About the book
Foreword:
I met Scott Yeager in 1992 shortly after I left BT Tymnet along with my friends Al Fenn, Ken Holcomb, Bill Euske, BJ Chang, Ron Whitlock, Dan Lasater, and Steve Feldman to join a new networking startup that became well-known in Internet history.
The events that followed – the creation of MFS Datanet; the conception of the Commercial Internet; and the championing of the concept by Scott against immense opposition from those who failed to grasp the vision – have changed our world forever.
I was asked to write this biography of my friend as we have a shared history over the years. Thanks to his archive of source materials and copious notes, the task has been easy.
A great deal of the narrative herein is a literal transcription of notes and documents saved by and commentary provided by Scott, with my only contribution editing for grammar, readability and formatting. I have included the tale of my own involvement in many events, and my own viewpoint. This is nonetheless mostly Scott’s story and my role vacillates between that of Editor and Author.
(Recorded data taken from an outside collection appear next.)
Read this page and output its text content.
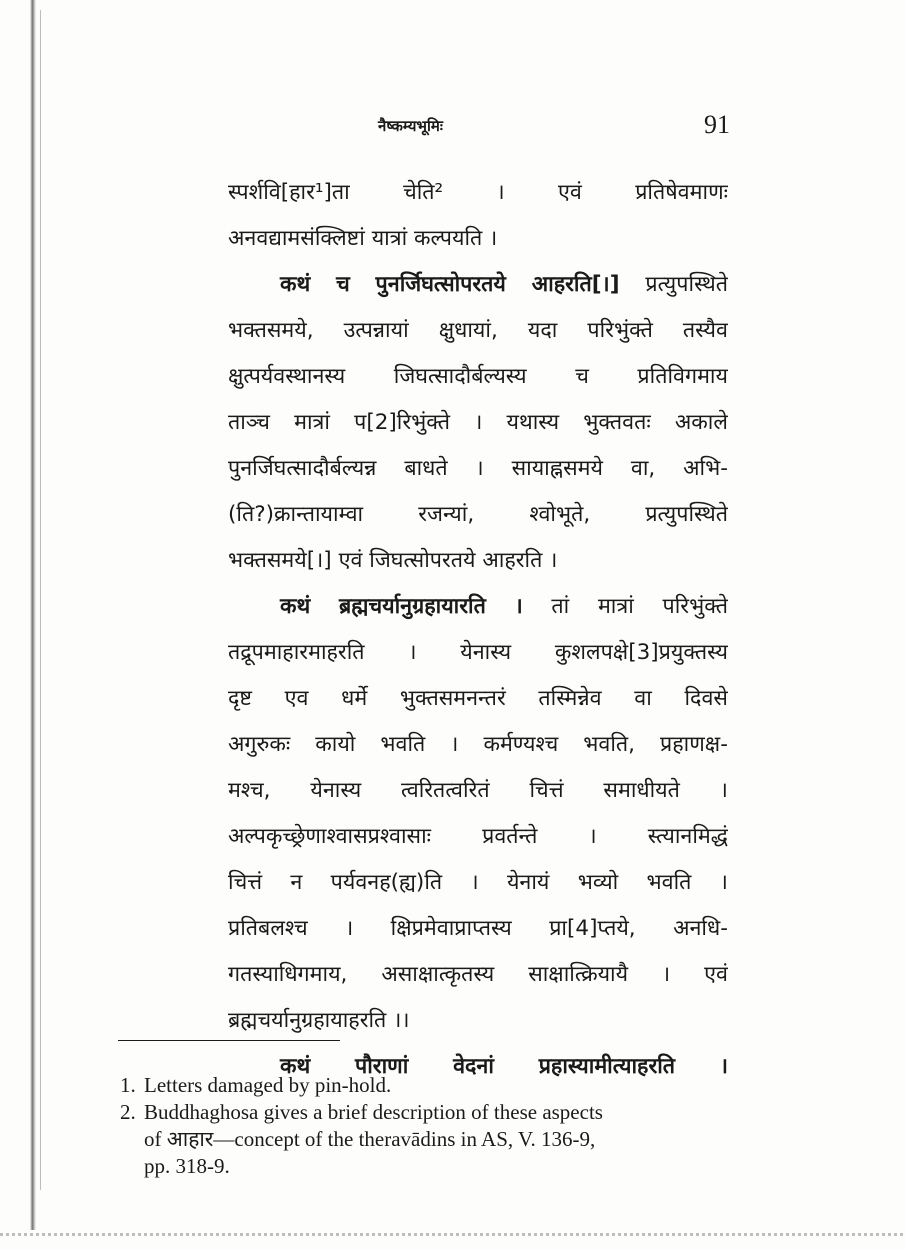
नैष्कम्यभूमिः	91
स्पर्शवि[हार¹]ता चेति² । एवं प्रतिषेवमाणः
अनवद्यामसंक्लिष्टां यात्रां कल्पयति ।
कथं च पुनर्जिघत्सोपरतये आहरति[।] प्रत्युपस्थिते
भक्तसमये, उत्पन्नायां क्षुधायां, यदा परिभुंक्ते तस्यैव
क्षुत्पर्यवस्थानस्य जिघत्सादौर्बल्यस्य च प्रतिविगमाय
ताञ्च मात्रां प[2]रिभुंक्ते । यथास्य भुक्तवतः अकाले
पुनर्जिघत्सादौर्बल्यन्न बाधते । सायाह्नसमये वा, अभि-
(ति?)क्रान्तायाम्वा	रजन्यां,	श्वोभूते,	प्रत्युपस्थिते
भक्तसमये[।] एवं जिघत्सोपरतये आहरति ।
कथं ब्रह्मचर्यानुग्रहायारति । तां मात्रां परिभुंक्ते
तद्रूपमाहारमाहरति । येनास्य कुशलपक्षे[3]प्रयुक्तस्य
दृष्ट एव धर्मे भुक्तसमनन्तरं तस्मिन्नेव वा दिवसे
अगुरुकः कायो भवति । कर्मण्यश्च भवति, प्रहाणक्ष-
मश्च, येनास्य त्वरितत्वरितं चित्तं समाधीयते ।
अल्पकृच्छ्रेणाश्वासप्रश्वासाः प्रवर्तन्ते । स्त्यानमिद्धं
चित्तं न पर्यवनह(ह्य)ति । येनायं भव्यो भवति ।
प्रतिबलश्च । क्षिप्रमेवाप्राप्तस्य प्रा[4]प्तये, अनधि-
गतस्याधिगमाय, असाक्षात्कृतस्य साक्षात्क्रियायै । एवं
ब्रह्मचर्यानुग्रहायाहरति ।।
कथं पौराणां वेदनां प्रहास्यामीत्याहरति ।
1. Letters damaged by pin-hold.
2. Buddhaghosa gives a brief description of these aspects
of आहार—concept of the theravādins in AS, V. 136-9,
pp. 318-9.
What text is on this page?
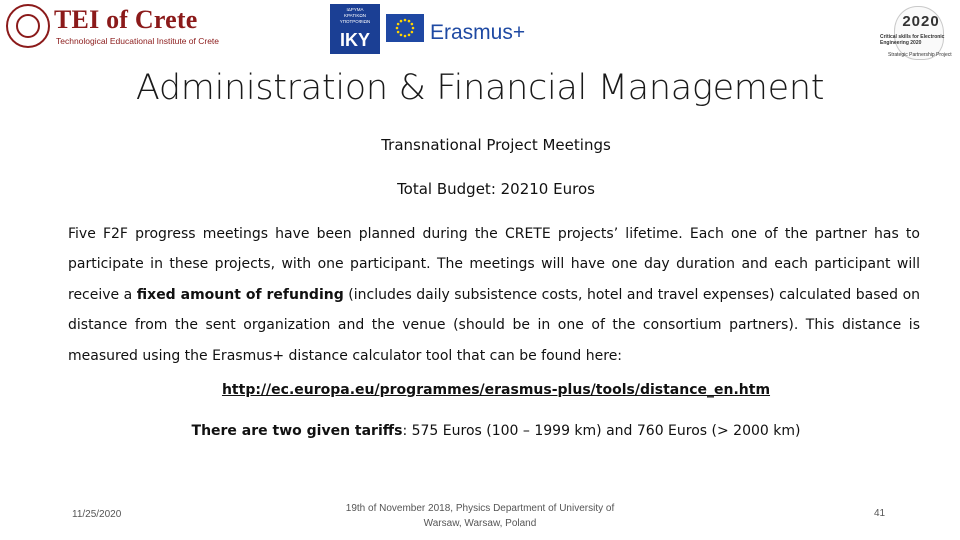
TEI of Crete
Technological Educational Institute of Crete
ΙΔΡΥΜΑ
ΚΡΑΤΙΚΩΝ
ΥΠΟΤΡΟΦΙΩΝ
IKY	Erasmus+	2020
Critical skills for Electronic
Engineering 2020
Strategic Partnership Project
Administration & Financial Management
Transnational Project Meetings
Total Budget: 20210 Euros
Five F2F progress meetings have been planned during the CRETE projects’ lifetime. Each one of the partner has to participate in these projects, with one participant. The meetings will have one day duration and each participant will receive a fixed amount of refunding (includes daily subsistence costs, hotel and travel expenses) calculated based on distance from the sent organization and the venue (should be in one of the consortium partners). This distance is measured using the Erasmus+ distance calculator tool that can be found here:
http://ec.europa.eu/programmes/erasmus-plus/tools/distance_en.htm
There are two given tariffs: 575 Euros (100 – 1999 km) and 760 Euros (> 2000 km)
11/25/2020
19th of November 2018, Physics Department of University of
Warsaw, Warsaw, Poland
41
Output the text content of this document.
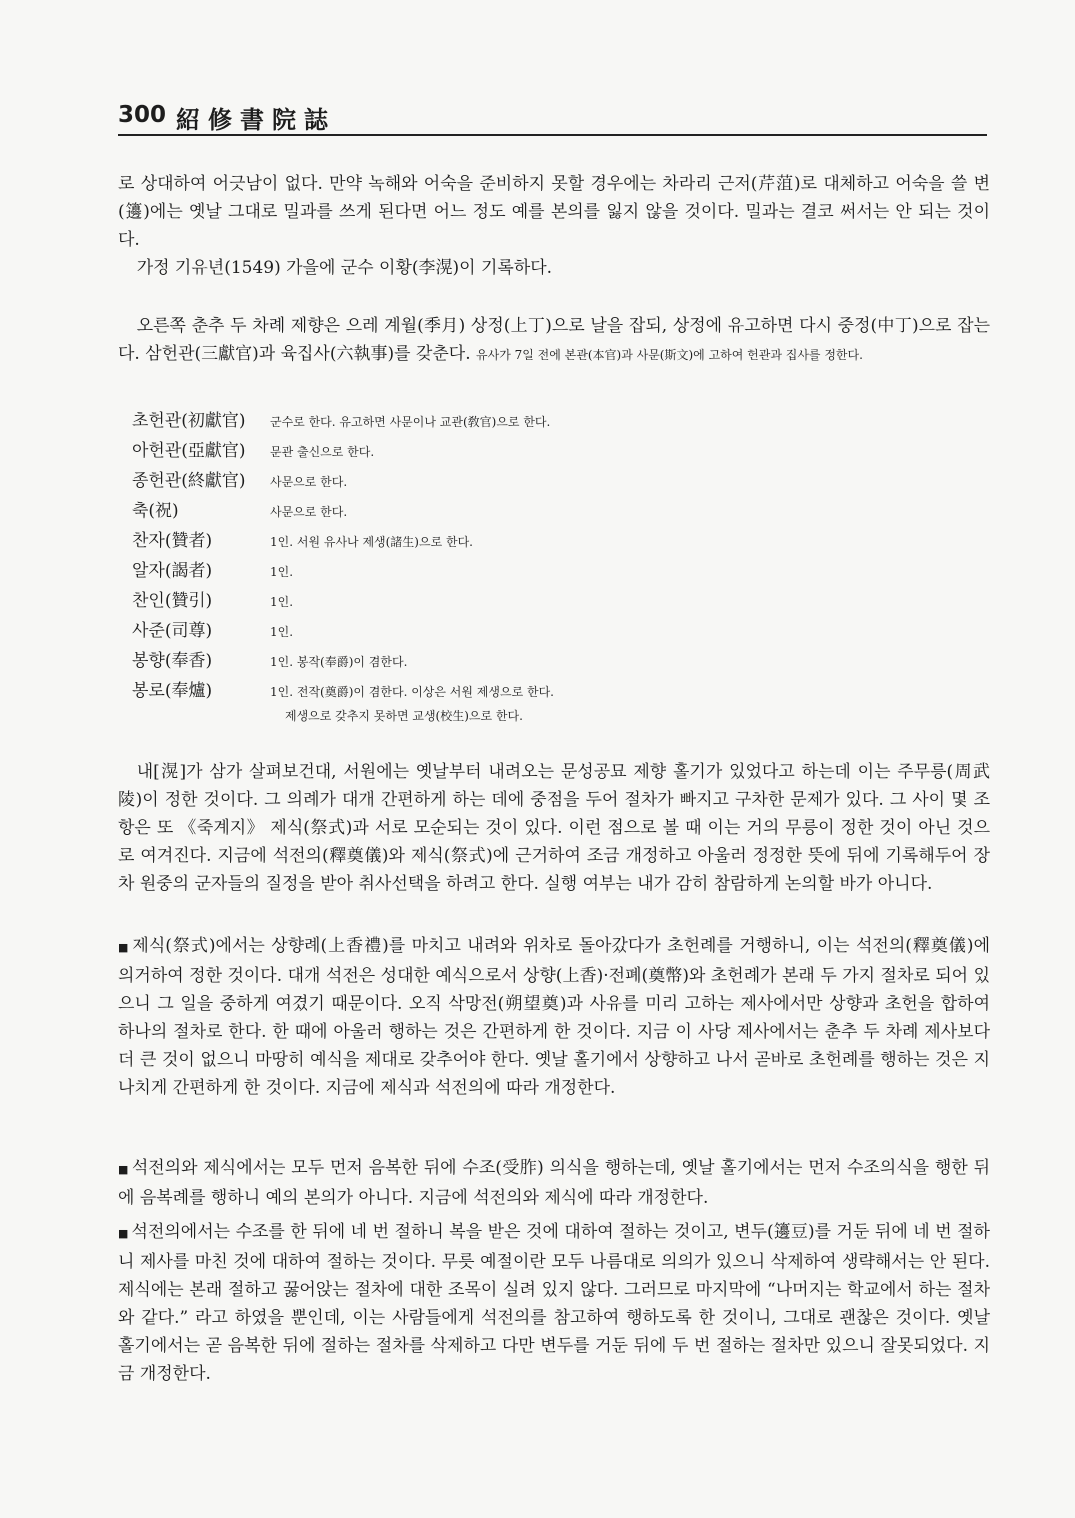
300 紹修書院誌

로 상대하여 어긋남이 없다. 만약 녹해와 어숙을 준비하지 못할 경우에는 차라리 근저(芹菹)로 대체하고 어숙을 쓸 변(籩)에는 옛날 그대로 밀과를 쓰게 된다면 어느 정도 예를 본의를 잃지 않을 것이다. 밀과는 결코 써서는 안 되는 것이다.

가정 기유년(1549) 가을에 군수 이황(李滉)이 기록하다.

오른쪽 춘추 두 차례 제향은 으레 계월(季月) 상정(上丁)으로 날을 잡되, 상정에 유고하면 다시 중정(中丁)으로 잡는다. 삼헌관(三獻官)과 육집사(六執事)를 갖춘다. 유사가 7일 전에 본관(本官)과 사문(斯文)에 고하여 헌관과 집사를 정한다.

초헌관(初獻官)	군수로 한다. 유고하면 사문이나 교관(敎官)으로 한다.
아헌관(亞獻官)	문관 출신으로 한다.
종헌관(終獻官)	사문으로 한다.
축(祝)	사문으로 한다.
찬자(贊者)	1인. 서원 유사나 제생(諸生)으로 한다.
알자(謁者)	1인.
찬인(贊引)	1인.
사준(司尊)	1인.
봉향(奉香)	1인. 봉작(奉爵)이 겸한다.
봉로(奉爐)	1인. 전작(奠爵)이 겸한다. 이상은 서원 제생으로 한다.
제생으로 갖추지 못하면 교생(校生)으로 한다.

내[滉]가 삼가 살펴보건대, 서원에는 옛날부터 내려오는 문성공묘 제향 홀기가 있었다고 하는데 이는 주무릉(周武陵)이 정한 것이다. 그 의례가 대개 간편하게 하는 데에 중점을 두어 절차가 빠지고 구차한 문제가 있다. 그 사이 몇 조항은 또 《죽계지》 제식(祭式)과 서로 모순되는 것이 있다. 이런 점으로 볼 때 이는 거의 무릉이 정한 것이 아닌 것으로 여겨진다. 지금에 석전의(釋奠儀)와 제식(祭式)에 근거하여 조금 개정하고 아울러 정정한 뜻에 뒤에 기록해두어 장차 원중의 군자들의 질정을 받아 취사선택을 하려고 한다. 실행 여부는 내가 감히 참람하게 논의할 바가 아니다.

■ 제식(祭式)에서는 상향례(上香禮)를 마치고 내려와 위차로 돌아갔다가 초헌례를 거행하니, 이는 석전의(釋奠儀)에 의거하여 정한 것이다. 대개 석전은 성대한 예식으로서 상향(上香)·전폐(奠幣)와 초헌례가 본래 두 가지 절차로 되어 있으니 그 일을 중하게 여겼기 때문이다. 오직 삭망전(朔望奠)과 사유를 미리 고하는 제사에서만 상향과 초헌을 합하여 하나의 절차로 한다. 한 때에 아울러 행하는 것은 간편하게 한 것이다. 지금 이 사당 제사에서는 춘추 두 차례 제사보다 더 큰 것이 없으니 마땅히 예식을 제대로 갖추어야 한다. 옛날 홀기에서 상향하고 나서 곧바로 초헌례를 행하는 것은 지나치게 간편하게 한 것이다. 지금에 제식과 석전의에 따라 개정한다.

■ 석전의와 제식에서는 모두 먼저 음복한 뒤에 수조(受胙) 의식을 행하는데, 옛날 홀기에서는 먼저 수조의식을 행한 뒤에 음복례를 행하니 예의 본의가 아니다. 지금에 석전의와 제식에 따라 개정한다.

■ 석전의에서는 수조를 한 뒤에 네 번 절하니 복을 받은 것에 대하여 절하는 것이고, 변두(籩豆)를 거둔 뒤에 네 번 절하니 제사를 마친 것에 대하여 절하는 것이다. 무릇 예절이란 모두 나름대로 의의가 있으니 삭제하여 생략해서는 안 된다. 제식에는 본래 절하고 꿇어앉는 절차에 대한 조목이 실려 있지 않다. 그러므로 마지막에 “나머지는 학교에서 하는 절차와 같다.” 라고 하였을 뿐인데, 이는 사람들에게 석전의를 참고하여 행하도록 한 것이니, 그대로 괜찮은 것이다. 옛날 홀기에서는 곧 음복한 뒤에 절하는 절차를 삭제하고 다만 변두를 거둔 뒤에 두 번 절하는 절차만 있으니 잘못되었다. 지금 개정한다.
– Nathan Gregory, December 2016
Acknowledgements:
The material in this book came from extensive notes and documentation supplied by Scott Yeager himself, much of it from his earlier efforts at an Autobiography.
Additional information comes from others who were present and contributed their memories and tales. I volunteered as a favor to my long-time friend to pull the previously existing work together, add my own memories and notes, and incorporate the many conversations and other documentation provided by other parties present for the events described.
For much of this book I am merely a scribe and copy-editor, doing my best to make this historical tale accurate and readable, and add supporting documentation from available archives and network resources.
My only purpose is to document the early history of the Commercial Internet, a story heretofore largely untold. For, although this is a biography of Scott, it is also a larger history of how the Internet as we know it today came into being, something of which he became a major driver.